Form Factors from Vertex Operators and Correlation Functions at q=1

TL;DR

This paper applies affine Lie algebras to 2D quantum field theory at the free fermion point, introducing a new momentum space bosonization approach for form factors and analyzing correlation functions using radial quantization.

Contribution

It develops a novel method for computing form factors via vertex operators and explores the structure of the field space at the free fermion point using affine Lie algebra techniques.

Findings

Form factors computed as vacuum expectation values in momentum space.

Radial quantization reveals a quasi-chiral factorization of fields.
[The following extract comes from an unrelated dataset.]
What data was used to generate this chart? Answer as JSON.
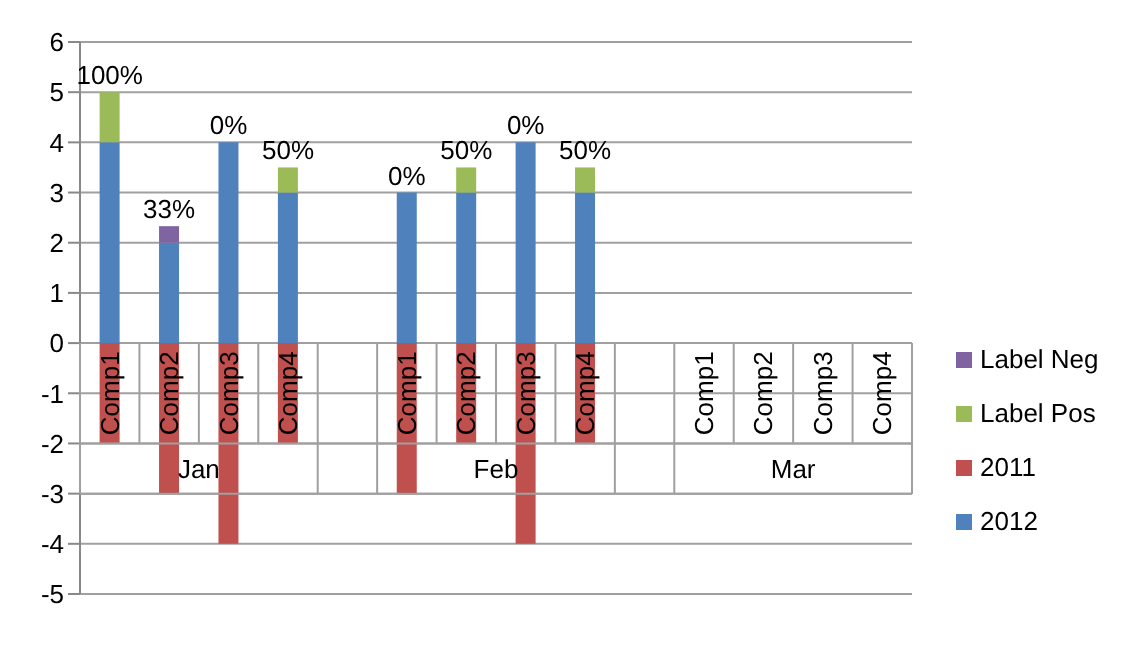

Correlation functions analyzed through space-time translational anomalies.

Abstract

We present a new application of affine Lie algebras to massive quantum field theory in 2 dimensions, by investigating the $q\to 1$ limit of the q-deformed affine $\hat{sl(2)}$ symmetry of the sine-Gordon theory, this limit occurring at the free fermion point. We describe how radial quantization leads to a quasi-chiral factorization of the space of fields. The conserved charges which generate the affine Lie algebra split into two independent affine algebras on this factorized space, each with level 1, in the anti-periodic sector. The space of fields in the anti-periodic sector can be organized using level-$1$ highest weight representations, if one supplements the $\slh$ algebra with the usual local integrals of motion. Using the integrals of motion, a momentum space bosonization involving vertex operators is formulated. This leads to a new way of computing form-factors, as vacuum expectation values in momentum space. The problem of non-trivial correlation functions in this model is also discussed; in particular it is shown how space-time translational anomalies which arise in radial quantization can be used to compute the short distance expansion of some simple correlation functions.